EXCL Theresa May’s commitment to press freedom questioned amid continued spyware sales to repressive regimes
Theresa May's commitment to protecting press freedoms abroad has been thrown into doubt after it emerged the Government is continuing to sell spyware to repressive regimes.
Labour's deputy leader Tom Watson warned the Prime Minister that her pledges would be "meaningless" if ministers continued to authorise exports of telephone snooping software to regimes accused of arbitrarily arresting reporters.

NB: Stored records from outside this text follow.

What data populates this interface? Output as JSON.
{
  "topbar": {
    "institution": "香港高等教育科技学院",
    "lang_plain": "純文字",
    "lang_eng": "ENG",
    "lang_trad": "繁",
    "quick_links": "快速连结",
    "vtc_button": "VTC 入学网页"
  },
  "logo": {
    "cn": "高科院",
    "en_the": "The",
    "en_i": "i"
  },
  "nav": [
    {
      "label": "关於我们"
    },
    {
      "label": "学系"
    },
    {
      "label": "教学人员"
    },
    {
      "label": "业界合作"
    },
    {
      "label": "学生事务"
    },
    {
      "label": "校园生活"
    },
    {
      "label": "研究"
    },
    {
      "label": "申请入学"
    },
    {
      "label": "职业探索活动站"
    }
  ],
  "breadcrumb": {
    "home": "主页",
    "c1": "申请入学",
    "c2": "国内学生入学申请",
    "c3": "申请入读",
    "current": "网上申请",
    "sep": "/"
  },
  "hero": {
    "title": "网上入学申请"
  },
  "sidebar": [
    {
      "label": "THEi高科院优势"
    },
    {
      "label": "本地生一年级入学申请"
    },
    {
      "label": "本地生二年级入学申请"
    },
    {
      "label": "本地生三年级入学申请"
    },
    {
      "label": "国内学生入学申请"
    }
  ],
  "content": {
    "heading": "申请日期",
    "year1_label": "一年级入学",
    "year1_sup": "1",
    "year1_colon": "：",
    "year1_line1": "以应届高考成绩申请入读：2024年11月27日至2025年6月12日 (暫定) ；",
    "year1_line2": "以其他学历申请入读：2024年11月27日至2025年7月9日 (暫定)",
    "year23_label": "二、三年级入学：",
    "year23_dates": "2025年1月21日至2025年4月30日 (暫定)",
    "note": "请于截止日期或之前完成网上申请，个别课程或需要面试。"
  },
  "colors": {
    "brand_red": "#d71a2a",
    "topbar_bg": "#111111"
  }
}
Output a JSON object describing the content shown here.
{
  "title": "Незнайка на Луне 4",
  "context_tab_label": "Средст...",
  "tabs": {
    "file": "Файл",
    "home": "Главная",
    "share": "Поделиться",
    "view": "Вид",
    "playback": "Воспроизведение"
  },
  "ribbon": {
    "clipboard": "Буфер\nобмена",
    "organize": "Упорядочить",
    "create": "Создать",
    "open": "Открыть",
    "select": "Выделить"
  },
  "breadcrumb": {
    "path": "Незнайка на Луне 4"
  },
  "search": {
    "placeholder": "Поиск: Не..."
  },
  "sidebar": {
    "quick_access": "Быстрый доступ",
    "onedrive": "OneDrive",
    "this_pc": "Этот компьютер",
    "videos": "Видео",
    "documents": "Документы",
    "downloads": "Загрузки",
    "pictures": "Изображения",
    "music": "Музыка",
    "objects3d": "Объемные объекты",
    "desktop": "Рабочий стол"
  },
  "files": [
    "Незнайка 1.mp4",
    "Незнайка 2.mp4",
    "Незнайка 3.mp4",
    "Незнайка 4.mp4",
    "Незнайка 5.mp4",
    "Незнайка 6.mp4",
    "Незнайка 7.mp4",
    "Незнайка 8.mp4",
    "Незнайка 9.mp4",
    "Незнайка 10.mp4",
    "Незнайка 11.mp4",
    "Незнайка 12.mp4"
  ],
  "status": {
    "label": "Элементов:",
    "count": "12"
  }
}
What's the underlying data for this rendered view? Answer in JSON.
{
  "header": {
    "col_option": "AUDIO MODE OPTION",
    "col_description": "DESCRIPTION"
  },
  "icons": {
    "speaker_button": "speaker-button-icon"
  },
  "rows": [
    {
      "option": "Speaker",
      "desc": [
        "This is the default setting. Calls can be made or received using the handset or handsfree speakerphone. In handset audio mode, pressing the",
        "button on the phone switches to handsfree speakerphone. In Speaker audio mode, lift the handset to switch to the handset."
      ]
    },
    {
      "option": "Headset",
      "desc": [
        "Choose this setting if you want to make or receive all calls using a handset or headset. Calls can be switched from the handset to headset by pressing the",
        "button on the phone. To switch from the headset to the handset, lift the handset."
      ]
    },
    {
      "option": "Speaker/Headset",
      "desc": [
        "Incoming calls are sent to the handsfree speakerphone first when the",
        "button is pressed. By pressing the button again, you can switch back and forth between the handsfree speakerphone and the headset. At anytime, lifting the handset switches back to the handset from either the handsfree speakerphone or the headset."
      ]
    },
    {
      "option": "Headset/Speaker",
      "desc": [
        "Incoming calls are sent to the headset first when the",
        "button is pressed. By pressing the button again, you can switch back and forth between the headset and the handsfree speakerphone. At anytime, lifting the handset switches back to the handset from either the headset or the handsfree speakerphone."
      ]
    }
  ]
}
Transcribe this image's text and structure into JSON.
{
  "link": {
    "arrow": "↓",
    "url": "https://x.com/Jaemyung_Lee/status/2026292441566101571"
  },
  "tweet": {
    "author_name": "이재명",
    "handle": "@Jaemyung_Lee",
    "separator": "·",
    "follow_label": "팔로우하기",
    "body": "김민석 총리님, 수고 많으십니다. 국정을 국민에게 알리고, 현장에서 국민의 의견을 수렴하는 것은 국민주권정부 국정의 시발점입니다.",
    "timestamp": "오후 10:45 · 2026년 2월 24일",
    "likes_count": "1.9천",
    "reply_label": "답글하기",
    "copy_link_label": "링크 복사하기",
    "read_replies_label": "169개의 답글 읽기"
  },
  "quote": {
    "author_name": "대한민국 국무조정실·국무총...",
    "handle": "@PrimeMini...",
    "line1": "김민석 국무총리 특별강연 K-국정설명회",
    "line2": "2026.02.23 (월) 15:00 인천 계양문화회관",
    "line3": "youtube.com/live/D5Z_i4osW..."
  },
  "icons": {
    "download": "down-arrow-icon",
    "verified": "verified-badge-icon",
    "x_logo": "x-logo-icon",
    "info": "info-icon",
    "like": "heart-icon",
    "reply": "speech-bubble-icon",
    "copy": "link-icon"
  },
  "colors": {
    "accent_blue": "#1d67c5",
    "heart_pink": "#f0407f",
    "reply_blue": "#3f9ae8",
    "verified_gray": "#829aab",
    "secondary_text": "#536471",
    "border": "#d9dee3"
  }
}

Responding to new figures from campaign group Reporters Without Borders which found 80 journalists had been killed and another 348 imprisoned throughout 2018, Theresa May vowed to use government resources to protect media organisations working within dangerous foreign nations.
She told the Commons last week: “We are helping to train journalists around the world, such as in Venezuela, where have seen an authoritarian government suppress their critics, and this year we plan to host an international conference in London on media freedom to bring together countries that believe in this cause and to mobilise an international consensus behind the protection of journalists.
“This is an important issue, and the Government are putting their weight behind it.”
But PoliticsHome has learned the Government has repeatedly granted export licenses for spyware to some of the fiercest oppressors of a free press, including Bahrain, Saudi Arabia, Turkey and Brunei.
Following a failed coup in 2016, Turkey’s President Erdogan launched a brutal crackdown on the press, indiscriminately jailing journalists opposed to the regime, often without trial, for minor offences such as downloading encrypted messaging services on to their mobile phones.
Yet in 2017, the UK government approved exports of telephone interception equipment to Turkish security agencies, including controversial IMSI catchers which are capable of eavesdropping on telephone conversations, accessing private information stored on mobile phones and conducting indiscriminate surveillance of individuals attending events such as political demonstrations.
Reporters Without Borders concluded the regime had imprisoned over 100 journalists in the wake of the coup - more than any other nation in 2017.
But despite growing international concern about digitial surveillance of journalists working within Turkey, the Government granted a further license between July and September 2018 for the software used to run the snooping technology.
Mr Watson told PoliticsHome: “Journalistic freedom is one of the pillars of democracy, and this Government should do everything they can to protect that freedom here and in other countries.
“Theresa May insisted last week that this Government is supporting journalists around the world with training, but that will be meaningless if we enable the suppression of journalistic freedom in other ways.
“The Government must urgently confirm that they are not selling equipment to foreign states that will be used to surveil journalists doing their jobs."
Edin Omanovic, head of Privacy International’s state surveillance technology, said the exports demonstrated a “breath-taking disregard” for journalists welfare.
“This technology poses a severe threat to journalists everywhere,” he told PoliticsHome. “The fact that the UK government has signed off on the export in the midst of a crackdown shows breath-taking disregard for journalists’ work and safety.
"If the government is serious about protecting media freedom around the world, the first step it can take is to stop empowering agencies actively targeting journalists.”
Labour MP Lloyd Russell-Moyle, who sits on the Commons committee on arms export controls added: “By approving the exports of IMSI catchers to Turkey, Britain is empowering Erdogan with the tools to hunt and disappear activists, journalists and dissidents that challenge him, in clear contravention of criterion 2 of the consolidated criteria, the basis of the UK arms export control law.
“This is a man who has locked up over 100 elected officials since 2016 and replaced them with his own party’s appointees. This is a man who has locked up more journalists than any other world leader. This is not a man we should be enabling to repress his own people.”
The Department for International Trade has been contacted for comment.